In 2018, Talaris posted positive Phase II data in LDKT recipients, with 70% of patients who received the treatment able to discontinue the use of immunosuppressant drugs. The phase II data showed that every tolerized patient has been able to remain free of the use of chronic immunosupressants for up to 10 years.
Through FCR001, Talaris will be able to change the underlying pathology of the disease so the immune system no longer sees it as a threat, Requadt said.
In addition to kidney transplants, FCR001 is also being explored as a treatment for scleroderma, a multi-system autoimmune disease.
In addition to Talaris, London-based Gyroscope Therapeutics also plans to list on the Nasdaq. The company filed its F-1 with the SEC last week indicating it plans to raise at least $100 million in its IPO. The company intends to be sold under the ticker “VISN.”

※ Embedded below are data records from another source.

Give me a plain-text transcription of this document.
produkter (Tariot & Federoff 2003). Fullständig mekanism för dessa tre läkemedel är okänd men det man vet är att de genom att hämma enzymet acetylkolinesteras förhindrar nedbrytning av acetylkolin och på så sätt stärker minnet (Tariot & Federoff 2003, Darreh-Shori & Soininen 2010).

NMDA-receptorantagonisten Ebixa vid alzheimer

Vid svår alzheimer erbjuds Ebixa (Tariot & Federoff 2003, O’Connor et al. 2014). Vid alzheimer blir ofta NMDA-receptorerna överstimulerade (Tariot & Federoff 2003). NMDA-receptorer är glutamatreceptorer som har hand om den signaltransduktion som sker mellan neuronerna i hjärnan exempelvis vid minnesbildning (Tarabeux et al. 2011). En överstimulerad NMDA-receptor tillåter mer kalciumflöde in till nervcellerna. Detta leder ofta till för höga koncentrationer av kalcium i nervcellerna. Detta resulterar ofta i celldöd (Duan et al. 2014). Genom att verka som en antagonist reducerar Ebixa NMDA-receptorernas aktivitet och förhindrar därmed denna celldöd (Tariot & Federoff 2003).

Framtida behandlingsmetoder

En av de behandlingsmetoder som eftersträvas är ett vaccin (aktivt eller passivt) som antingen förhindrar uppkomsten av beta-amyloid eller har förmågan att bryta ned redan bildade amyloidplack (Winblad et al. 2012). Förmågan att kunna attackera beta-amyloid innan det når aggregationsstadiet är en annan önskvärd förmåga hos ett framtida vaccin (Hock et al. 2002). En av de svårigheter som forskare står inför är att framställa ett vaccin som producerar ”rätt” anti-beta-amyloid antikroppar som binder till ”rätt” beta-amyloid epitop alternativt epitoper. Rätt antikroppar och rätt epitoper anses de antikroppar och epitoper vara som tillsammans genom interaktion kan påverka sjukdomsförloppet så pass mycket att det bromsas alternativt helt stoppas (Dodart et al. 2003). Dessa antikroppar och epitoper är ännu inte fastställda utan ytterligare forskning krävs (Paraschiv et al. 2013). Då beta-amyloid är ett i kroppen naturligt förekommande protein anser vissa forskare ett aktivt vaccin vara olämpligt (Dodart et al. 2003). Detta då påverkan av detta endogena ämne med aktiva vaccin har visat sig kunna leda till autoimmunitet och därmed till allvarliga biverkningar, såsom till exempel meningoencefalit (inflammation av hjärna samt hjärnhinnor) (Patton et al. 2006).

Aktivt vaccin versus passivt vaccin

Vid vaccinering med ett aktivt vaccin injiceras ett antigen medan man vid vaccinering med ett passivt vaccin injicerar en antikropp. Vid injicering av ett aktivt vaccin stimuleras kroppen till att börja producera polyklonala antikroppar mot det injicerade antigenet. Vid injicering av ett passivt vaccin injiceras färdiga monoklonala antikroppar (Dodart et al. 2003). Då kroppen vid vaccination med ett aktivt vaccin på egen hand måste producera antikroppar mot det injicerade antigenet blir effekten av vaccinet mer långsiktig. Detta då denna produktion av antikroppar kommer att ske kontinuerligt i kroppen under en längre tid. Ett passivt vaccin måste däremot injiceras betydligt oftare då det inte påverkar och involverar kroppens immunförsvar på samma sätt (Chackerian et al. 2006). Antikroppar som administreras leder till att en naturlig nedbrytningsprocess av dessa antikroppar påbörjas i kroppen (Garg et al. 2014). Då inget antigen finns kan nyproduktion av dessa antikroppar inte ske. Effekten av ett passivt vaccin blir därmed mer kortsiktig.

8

Gyroscope is coming off a $148 million Series C raise. Proceeds from the Series C and the IPO will be used to advance GT005, the company’s investigational gene therapy being assessed for treatment of geographic atrophy secondary to age-related macular degeneration (AMD). In February, the company announced positive interim Phase II data that showed the asset provided sustained increases in vitreous Complement Factor I (CFI) levels in the majority of patients.
California-based Sagimet also filed for an IPO. The company, which is developing a therapeutic for nonalcoholic steatohepatitis (NASH), plans to raise $75 million in its IPO. In February, the company raised $80 million in a crossover financing.